Milky Way’s Black Hole is Shooting Particle Jets
X-ray and radio observations offer the best evidence yet that, as long suspected, high-energy particles stream from the heart of our galaxy
Associate Editor Clara Moskowitz
A torrent of energetic particles appears to be spewing from the center of our Milky Way Galaxy, coming from the gigantic black hole that lies at its heart, according to a new study.
Such jets are common throughout the universe, and most supermassive black holes are thought to produce them. When matter falls into these behemoths, some material also is accelerated away, usually in two straight beams that fly out along the black hole’s spin axis.

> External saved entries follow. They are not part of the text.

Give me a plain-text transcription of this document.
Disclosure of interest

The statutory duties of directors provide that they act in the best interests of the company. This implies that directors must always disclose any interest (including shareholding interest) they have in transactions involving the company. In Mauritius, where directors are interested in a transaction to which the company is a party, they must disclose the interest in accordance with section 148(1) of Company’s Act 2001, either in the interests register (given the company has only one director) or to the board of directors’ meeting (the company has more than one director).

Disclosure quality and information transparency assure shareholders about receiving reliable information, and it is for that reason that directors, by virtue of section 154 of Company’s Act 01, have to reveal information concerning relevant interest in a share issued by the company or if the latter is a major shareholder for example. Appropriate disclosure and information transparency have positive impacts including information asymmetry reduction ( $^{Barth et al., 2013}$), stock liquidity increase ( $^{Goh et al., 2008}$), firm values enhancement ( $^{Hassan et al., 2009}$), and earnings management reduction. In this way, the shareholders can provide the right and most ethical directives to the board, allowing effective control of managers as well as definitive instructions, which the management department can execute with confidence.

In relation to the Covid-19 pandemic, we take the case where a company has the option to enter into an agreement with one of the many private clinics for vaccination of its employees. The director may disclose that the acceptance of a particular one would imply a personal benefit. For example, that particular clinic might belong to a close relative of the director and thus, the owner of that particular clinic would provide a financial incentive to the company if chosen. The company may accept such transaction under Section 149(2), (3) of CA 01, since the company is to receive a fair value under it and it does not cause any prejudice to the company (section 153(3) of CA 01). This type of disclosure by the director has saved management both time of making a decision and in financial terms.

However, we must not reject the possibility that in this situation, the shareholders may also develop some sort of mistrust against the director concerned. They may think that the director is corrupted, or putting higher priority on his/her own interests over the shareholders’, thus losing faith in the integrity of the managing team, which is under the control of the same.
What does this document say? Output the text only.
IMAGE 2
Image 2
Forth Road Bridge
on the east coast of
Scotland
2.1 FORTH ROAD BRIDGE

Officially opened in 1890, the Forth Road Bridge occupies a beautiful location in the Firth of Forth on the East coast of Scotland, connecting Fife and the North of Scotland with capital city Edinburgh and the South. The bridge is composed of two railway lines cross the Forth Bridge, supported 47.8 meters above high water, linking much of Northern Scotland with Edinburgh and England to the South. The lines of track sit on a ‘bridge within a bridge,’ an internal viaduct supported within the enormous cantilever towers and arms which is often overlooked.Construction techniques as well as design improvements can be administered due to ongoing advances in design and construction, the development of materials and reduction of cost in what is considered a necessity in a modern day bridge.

The Milky Way’s giant black hole, called Sagittarius A* (pronounced “Sagittarius A-star”) has long been theorized to have jets, but evidence was inconclusive. Now researchers have combined x-ray photographs of the galaxy’s center from NASA’s Chandra space telescope with radio data from the Very Large Array (VLA) observatory in New Mexico to offer the best support yet for the idea of jets from Sagittarius A*. The x-ray photos show a wispy bright line of gas that is emitting x-ray light to one side of the black hole—perhaps indicating the jet itself—and the radio observations highlight a wall of gas that scientists think is a shock front created where the jet is slamming into a cloud, snow-plowing the gas into a clump.